Poor tree health, the Covid pandemic and harmful weather events have all played a role.
In 2005, orange trees in Florida were found to have a small type of bacteria that was making them sick. This was the start of a bought of yellow dragon disease (also called Huanglongbing) that had spread to almost 90 percent of commercial orange groves in Florida by 2015.
There is no known cure for the disease, which kills trees within five years and makes fruit produced in the interim significantly more bitter.
As Florida has struggled to maintain production, demand for orange juice began to soar. The Covid pandemic boosted sales in the US, as the drink is typically seen as a way to load up on vitamins and ward off illnesses such as colds and flus. By the end of March 2020, US sales of orange juice were up 38 percent compared with the same period the previous year.

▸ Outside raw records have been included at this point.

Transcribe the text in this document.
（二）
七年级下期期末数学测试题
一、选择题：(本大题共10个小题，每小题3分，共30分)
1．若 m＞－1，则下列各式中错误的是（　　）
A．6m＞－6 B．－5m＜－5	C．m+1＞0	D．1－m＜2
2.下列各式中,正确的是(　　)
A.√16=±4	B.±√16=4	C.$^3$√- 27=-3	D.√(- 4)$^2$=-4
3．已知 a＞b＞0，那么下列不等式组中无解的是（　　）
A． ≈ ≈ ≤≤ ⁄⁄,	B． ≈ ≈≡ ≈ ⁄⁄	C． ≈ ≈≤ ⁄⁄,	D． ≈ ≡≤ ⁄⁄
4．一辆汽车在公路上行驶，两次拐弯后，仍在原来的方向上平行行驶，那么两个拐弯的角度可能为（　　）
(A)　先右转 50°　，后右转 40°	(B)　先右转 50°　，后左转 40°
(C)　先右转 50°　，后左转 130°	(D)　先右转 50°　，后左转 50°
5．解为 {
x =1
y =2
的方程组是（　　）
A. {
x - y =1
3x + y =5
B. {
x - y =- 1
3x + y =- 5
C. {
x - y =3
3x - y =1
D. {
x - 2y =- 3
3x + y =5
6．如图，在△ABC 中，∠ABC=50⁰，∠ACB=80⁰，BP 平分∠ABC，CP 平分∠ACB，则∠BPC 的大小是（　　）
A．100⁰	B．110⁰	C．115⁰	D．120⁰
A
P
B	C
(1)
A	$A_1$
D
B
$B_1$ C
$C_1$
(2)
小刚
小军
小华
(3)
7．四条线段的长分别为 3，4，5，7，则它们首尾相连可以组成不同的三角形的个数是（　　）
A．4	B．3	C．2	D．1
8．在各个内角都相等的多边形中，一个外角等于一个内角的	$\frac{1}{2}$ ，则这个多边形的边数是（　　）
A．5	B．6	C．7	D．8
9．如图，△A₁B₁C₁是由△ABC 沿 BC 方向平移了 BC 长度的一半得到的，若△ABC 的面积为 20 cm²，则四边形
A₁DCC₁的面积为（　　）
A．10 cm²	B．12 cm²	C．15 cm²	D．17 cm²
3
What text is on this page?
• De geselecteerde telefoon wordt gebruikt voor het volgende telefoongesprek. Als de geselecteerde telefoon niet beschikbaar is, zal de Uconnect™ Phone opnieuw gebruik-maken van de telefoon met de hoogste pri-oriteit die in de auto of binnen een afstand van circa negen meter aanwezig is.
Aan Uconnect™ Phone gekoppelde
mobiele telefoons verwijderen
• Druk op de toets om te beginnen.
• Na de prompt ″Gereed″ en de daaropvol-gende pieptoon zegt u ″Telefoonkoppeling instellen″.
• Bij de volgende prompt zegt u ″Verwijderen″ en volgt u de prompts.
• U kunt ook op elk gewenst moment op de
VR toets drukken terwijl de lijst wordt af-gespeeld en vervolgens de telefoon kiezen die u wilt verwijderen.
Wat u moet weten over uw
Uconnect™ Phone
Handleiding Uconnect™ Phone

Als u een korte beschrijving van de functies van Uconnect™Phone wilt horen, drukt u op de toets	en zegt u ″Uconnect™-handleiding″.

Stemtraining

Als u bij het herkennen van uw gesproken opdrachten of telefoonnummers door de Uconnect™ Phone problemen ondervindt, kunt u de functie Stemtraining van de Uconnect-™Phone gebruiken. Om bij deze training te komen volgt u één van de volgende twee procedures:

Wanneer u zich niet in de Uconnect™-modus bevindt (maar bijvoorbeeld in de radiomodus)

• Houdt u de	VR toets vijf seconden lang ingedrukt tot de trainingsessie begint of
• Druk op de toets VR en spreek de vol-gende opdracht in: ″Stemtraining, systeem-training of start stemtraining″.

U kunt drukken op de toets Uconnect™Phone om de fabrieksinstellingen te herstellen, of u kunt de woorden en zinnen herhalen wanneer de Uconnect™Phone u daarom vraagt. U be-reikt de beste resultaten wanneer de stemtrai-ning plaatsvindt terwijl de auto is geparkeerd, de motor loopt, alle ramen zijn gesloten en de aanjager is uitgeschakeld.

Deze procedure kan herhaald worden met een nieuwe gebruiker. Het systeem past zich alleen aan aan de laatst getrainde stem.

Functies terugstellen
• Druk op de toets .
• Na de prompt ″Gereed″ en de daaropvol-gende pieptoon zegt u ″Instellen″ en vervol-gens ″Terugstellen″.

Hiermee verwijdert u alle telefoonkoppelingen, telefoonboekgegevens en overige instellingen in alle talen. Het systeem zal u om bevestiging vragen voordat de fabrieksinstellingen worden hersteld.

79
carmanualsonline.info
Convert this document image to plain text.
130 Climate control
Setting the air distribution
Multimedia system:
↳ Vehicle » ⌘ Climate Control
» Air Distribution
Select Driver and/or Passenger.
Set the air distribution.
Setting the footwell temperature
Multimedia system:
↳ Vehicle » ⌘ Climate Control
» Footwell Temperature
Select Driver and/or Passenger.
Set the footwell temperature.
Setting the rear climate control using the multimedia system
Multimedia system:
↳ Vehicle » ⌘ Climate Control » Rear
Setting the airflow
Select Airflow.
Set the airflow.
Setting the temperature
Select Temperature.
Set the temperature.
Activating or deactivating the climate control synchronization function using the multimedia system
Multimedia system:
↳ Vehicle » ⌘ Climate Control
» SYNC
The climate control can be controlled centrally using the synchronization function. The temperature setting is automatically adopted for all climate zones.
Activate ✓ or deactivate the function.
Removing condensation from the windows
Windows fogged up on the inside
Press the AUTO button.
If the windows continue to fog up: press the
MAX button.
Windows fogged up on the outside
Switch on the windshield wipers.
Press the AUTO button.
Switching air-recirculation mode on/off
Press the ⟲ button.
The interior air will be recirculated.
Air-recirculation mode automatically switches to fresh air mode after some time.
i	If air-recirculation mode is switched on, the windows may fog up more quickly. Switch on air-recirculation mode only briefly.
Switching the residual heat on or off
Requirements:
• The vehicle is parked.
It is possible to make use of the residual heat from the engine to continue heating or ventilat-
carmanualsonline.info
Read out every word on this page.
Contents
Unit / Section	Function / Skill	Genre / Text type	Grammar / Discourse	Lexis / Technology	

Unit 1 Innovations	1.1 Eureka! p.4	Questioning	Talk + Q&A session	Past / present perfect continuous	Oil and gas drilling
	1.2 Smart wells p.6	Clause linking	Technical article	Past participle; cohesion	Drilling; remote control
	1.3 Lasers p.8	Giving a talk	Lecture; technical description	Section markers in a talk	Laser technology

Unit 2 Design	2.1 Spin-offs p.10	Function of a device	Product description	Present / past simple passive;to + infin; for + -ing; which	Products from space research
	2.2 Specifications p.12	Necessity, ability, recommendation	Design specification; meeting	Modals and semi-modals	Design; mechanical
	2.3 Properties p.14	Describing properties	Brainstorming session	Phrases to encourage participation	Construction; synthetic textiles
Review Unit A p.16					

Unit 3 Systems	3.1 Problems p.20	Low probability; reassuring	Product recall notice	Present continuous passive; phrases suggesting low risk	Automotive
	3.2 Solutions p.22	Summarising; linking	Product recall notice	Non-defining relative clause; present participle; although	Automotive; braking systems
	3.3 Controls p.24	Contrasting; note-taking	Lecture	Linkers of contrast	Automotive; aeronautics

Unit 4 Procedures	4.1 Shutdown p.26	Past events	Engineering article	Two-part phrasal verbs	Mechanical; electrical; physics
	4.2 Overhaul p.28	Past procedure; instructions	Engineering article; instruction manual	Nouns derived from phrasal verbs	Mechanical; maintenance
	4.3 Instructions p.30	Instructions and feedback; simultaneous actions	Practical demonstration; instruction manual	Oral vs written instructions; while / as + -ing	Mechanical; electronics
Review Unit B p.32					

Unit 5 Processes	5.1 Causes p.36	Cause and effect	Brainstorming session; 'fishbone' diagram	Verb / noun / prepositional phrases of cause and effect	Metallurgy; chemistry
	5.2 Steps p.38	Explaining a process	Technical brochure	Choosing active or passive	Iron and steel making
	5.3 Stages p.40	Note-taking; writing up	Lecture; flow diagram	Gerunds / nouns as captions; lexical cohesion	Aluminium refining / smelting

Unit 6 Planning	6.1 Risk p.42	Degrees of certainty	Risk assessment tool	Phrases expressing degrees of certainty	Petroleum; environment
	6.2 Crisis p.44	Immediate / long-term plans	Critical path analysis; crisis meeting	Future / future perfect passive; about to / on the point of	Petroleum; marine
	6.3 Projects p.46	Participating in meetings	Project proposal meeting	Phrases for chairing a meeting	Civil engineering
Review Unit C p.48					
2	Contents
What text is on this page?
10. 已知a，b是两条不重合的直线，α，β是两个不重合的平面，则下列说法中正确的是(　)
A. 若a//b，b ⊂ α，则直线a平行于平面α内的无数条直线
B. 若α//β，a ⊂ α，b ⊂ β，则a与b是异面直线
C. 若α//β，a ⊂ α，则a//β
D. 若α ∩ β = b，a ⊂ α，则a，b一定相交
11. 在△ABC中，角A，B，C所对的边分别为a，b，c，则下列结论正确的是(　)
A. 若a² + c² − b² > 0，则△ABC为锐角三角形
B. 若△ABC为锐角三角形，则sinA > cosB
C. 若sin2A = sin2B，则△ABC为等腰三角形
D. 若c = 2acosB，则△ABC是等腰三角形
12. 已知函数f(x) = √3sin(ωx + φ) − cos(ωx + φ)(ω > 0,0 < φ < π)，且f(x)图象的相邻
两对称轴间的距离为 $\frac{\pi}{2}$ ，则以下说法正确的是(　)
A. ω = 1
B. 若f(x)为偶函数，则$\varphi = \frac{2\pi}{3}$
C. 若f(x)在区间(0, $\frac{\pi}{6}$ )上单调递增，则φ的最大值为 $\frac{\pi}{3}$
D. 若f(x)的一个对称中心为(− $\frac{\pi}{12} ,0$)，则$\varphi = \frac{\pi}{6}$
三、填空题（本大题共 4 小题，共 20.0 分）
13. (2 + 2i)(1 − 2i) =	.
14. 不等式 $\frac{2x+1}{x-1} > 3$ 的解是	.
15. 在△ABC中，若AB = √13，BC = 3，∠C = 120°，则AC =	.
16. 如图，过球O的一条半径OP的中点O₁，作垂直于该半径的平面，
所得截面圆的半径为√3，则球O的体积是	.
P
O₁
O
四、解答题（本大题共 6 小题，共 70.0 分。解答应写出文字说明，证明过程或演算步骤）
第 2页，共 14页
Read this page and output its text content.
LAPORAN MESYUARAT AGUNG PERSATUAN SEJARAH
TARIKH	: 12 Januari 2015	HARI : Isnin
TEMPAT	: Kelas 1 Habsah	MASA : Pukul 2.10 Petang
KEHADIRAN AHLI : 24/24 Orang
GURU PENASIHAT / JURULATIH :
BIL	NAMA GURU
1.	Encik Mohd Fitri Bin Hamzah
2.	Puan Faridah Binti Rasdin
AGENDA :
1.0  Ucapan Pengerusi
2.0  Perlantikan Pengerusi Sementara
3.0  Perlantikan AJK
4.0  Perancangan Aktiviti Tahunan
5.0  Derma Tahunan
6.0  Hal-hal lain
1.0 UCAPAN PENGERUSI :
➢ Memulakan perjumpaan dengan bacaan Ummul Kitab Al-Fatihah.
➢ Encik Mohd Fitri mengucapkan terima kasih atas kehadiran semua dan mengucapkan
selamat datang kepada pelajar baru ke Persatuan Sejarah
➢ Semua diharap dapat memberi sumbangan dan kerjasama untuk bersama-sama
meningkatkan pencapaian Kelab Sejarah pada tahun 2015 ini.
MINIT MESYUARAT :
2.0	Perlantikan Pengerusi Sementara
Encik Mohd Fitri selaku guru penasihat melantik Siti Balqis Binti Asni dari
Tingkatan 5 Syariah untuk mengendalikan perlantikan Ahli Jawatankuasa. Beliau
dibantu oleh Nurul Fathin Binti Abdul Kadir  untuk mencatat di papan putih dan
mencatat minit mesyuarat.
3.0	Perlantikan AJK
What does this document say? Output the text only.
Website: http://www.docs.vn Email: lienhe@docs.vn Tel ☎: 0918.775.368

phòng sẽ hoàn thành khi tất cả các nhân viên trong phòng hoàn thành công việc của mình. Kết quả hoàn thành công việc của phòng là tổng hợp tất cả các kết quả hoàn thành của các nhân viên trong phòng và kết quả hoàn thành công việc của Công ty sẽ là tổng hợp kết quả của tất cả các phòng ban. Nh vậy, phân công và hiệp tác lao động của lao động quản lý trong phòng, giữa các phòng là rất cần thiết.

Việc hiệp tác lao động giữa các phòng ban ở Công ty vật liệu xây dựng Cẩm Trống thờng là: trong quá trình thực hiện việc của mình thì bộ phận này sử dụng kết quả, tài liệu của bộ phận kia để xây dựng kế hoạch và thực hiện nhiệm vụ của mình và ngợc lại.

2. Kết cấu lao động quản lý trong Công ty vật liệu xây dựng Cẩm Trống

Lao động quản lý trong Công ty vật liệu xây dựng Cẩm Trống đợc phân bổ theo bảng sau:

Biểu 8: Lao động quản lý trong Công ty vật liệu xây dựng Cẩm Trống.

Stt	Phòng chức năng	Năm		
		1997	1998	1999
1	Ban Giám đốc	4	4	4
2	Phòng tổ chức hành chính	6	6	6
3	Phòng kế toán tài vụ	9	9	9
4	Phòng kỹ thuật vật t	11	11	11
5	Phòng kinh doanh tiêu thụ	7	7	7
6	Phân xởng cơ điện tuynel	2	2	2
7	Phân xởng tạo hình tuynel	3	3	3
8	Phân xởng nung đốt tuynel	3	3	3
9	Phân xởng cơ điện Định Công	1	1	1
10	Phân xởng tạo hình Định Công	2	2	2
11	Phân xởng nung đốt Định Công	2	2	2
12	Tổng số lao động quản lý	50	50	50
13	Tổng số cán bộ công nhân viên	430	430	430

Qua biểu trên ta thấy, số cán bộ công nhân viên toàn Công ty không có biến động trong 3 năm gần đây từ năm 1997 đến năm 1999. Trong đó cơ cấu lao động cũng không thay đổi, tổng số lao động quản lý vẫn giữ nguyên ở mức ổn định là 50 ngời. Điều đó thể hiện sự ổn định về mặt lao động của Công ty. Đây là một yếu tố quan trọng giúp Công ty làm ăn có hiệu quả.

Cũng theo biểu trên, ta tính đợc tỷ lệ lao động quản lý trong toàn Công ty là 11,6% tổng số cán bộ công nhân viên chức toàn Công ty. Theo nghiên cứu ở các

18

Then, another blow for farmers. In 2022, hurricanes Nicole and Ian devastated citrus fields in Florida. Damage caused by Hurricane Ian alone cost Florida's orange juice industry $247 million.
A new market?
The current situation is "the result of a classic discrepancy between supply and demand", said Baradez.
To try to make up the shortfall, California has increased its orange juice production. Brazil - the largest global exporter of orange juice - has also increased sales to North America. But these measures are not having a significant impact on the financial market, which has its own influence over prices.
Market speculators "have played a role in accelerating this phenomenon", said Baradez.
A small number of powerful hedge funds and traders have an enormous influence on commodity prices. There are around 20 who wield enough power to decide "whether it will rain or shine" on the markets, according to Les Echos. And their influence is even stronger for a stock like orange juice, which has less investors than for traditionally popular markets such as oil, wheat, sugar and coffee.
Looking to the future for orange juice prices, "there is no reason for the trend to reverse", said Baradez. There is still no remedy for yellow dragon disease (which was also detected in California in 2018) and Florida is one of the US states most susceptible to seasonal hurricanes.
As such, price increases look set to persist around the world - bad news for orange juice consumers who, in turn, are likely to see supermarket prices for orange juice continue to rise.
There is also the potential for wider impact public health issue. "This is becoming a problem for many governments which rely on cheap OJ to get vitamin C into the general population," the IG report said.
While orange juice becomes too expensive for some, demand may grow for cheaper alternative sources of vitamin C such as medicines and food supplements. Ultimately this could push prices up for these products too - no doubt creating a ripe new market for stock market investors.
This article has been adapted from the original in French.